映画評「伯林-大都会交響楽」

※ネタバレが含まれている場合があります

[製作国]ドイツ  [原題]BERLIN: DIE SINFONIE DER GROSSTADT  [英語題]BERLIN SYMPHONY OF A GREAT CITY  [製作]Deutsche Vereins-Film、Les Productions Fox Europa

[監督・脚本]ワルター・ルットマン  [製作・脚本]カール・フロイント

 ドイツの首都であり、当時のヨーロッパが誇る大都市でもあったベルリンの1日を、ドキュメンタリー的に撮影した作品。1920年初頭に起こった「絶対映画」のムーブメントにおいて、「作品」(1921)といった短編を製作したルットマンが監督した作品である。

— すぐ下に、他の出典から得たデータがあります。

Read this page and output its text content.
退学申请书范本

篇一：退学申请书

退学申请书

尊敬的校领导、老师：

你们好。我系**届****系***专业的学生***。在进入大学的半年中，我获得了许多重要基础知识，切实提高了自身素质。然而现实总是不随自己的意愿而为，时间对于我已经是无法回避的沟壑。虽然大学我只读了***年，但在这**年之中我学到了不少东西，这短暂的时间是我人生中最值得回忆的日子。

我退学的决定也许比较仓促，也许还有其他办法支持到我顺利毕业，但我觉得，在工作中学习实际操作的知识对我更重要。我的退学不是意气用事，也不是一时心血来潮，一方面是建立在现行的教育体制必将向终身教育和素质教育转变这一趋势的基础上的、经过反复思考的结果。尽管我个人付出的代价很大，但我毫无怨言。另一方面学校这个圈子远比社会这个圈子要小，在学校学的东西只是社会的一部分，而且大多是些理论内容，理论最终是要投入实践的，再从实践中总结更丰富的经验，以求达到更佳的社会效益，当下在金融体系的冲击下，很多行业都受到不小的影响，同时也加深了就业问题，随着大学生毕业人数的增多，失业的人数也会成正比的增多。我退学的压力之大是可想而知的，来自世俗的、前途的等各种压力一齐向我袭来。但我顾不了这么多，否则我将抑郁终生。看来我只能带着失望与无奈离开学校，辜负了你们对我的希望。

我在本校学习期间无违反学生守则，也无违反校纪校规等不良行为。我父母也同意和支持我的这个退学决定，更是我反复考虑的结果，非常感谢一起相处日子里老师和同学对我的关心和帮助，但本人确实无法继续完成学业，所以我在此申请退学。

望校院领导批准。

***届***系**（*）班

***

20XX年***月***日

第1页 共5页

 ベルリンの1日の見学記というのが最もしっくりくるような気がする。決して観光地を回るわけでもなく、かといってベルリンの奥深くに入り込むわけでもない。道路で、職場で、公園で、交通機関で、レストランで起こることを、テンポ良い編集で見せてくれるのが「伯林」だ。隠し撮りをメインにした撮影と言われるが、その割合は決して多くない。許可をもらって撮影しなければ不可能なシーンは多々ある。加えて、女性が橋の上から川に身を投げるシーンは、入念な演出が行われている事がわかる。

 「伯林」は、あくまでも見学記である。だが、非常に心地よい見学記である。私が見たのは完全に無音のものだったが、音楽があればさらに心地よい見学記であったことだろう。心地良さ以上のものはないかもしれないが、映像の持つ可能性を広げてくれたことは確かだ。